After high school, Bill attended college at Vanderbilt University, where he served as president of the Vanderbilt College Republicans. He went on from there to also earn a law degree from Vanderbilt University Law School, after which he entered private law practice in Memphis.

==Career==
Bill Gibbons joined Governor Bill Haslam’s cabinet as Commissioner for the Department of Safety and Homeland Security in January 2011. Prior to his appointment as Commissioner, Gibbons served as Shelby County District Attorney General for approximately 14 years.

As Commissioner, Gibbons oversaw the agency’s law enforcement, driver licensing, and homeland security responsibilities. His major priorities include reducing traffic fatalities through the data-driven DUI and seat belt enforcement efforts of the Tennessee Highway Patrol, interdiction of drug trafficking on our interstates, providing driver license services, and providing training and other support to local law enforcement on homeland security matters.

Gibbons chaired a public safety subcabinet composed of all state executive branch departments and agencies involved in public safety to develop a single, consistent state agenda to combat crime. The group has developed a Public Safety Action Plan for Governor Haslam that focuses on holding offenders accountable, prevention and intervention efforts, victim assistance, and homeland security challenges.

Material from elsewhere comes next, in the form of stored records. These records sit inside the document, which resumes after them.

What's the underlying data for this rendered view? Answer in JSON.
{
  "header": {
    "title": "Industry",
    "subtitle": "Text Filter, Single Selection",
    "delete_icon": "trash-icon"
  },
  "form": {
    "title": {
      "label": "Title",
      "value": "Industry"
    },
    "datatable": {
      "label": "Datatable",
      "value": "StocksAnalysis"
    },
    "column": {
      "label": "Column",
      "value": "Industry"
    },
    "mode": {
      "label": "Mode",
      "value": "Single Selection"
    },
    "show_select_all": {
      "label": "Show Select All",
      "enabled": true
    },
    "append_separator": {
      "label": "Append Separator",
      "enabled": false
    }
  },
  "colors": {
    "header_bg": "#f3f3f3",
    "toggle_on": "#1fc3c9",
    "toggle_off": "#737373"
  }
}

Gibbons began his state government career in 1979 as a special policy assistant for former Governor Lamar Alexander and then returned to private law practice in 1981. He rejoined state government in 1996, after former Governor Don Sundquist named him District Attorney General in order to fill an unexpired term. Gibbons was then elected to a pair of eight-year terms in 1998 and 2006.

His accomplishments as DA included a no plea bargaining policy on the most violent crimes, his joint effort with other law enforcement to crack down on possession of guns by convicted felons, and his creation of special prosecution units to focus on gang violence, drug trafficking, domestic violence and child abuse.

From 2009-2014, Gibbons chaired Operation: Safe Community, an initiative to reduce crime in Memphis and Shelby County. Gibbons has also served on the Board of Directors for the National District Attorneys Association (NDAA), the American Prosecutors Research Institute (APRI), as well as the U. S. Department of Justice’s Coordinating Council on Juvenile Justice and Delinquency Prevention. Currently, he serves on the board of the Memphis/Shelby County Crime Commission.

Prior to serving as District Attorney, Gibbons was a partner in the law firm of Evans & Petree and served in part-time elective positions as a member of both the Memphis City Council and the Shelby County Commission.

==Personal==
Bill Gibbons is married to Julia Smith Gibbons, a federal judge on the United States Court of Appeals for the Sixth Circuit. She was first appointed as a federal judge by President Ronald Reagan.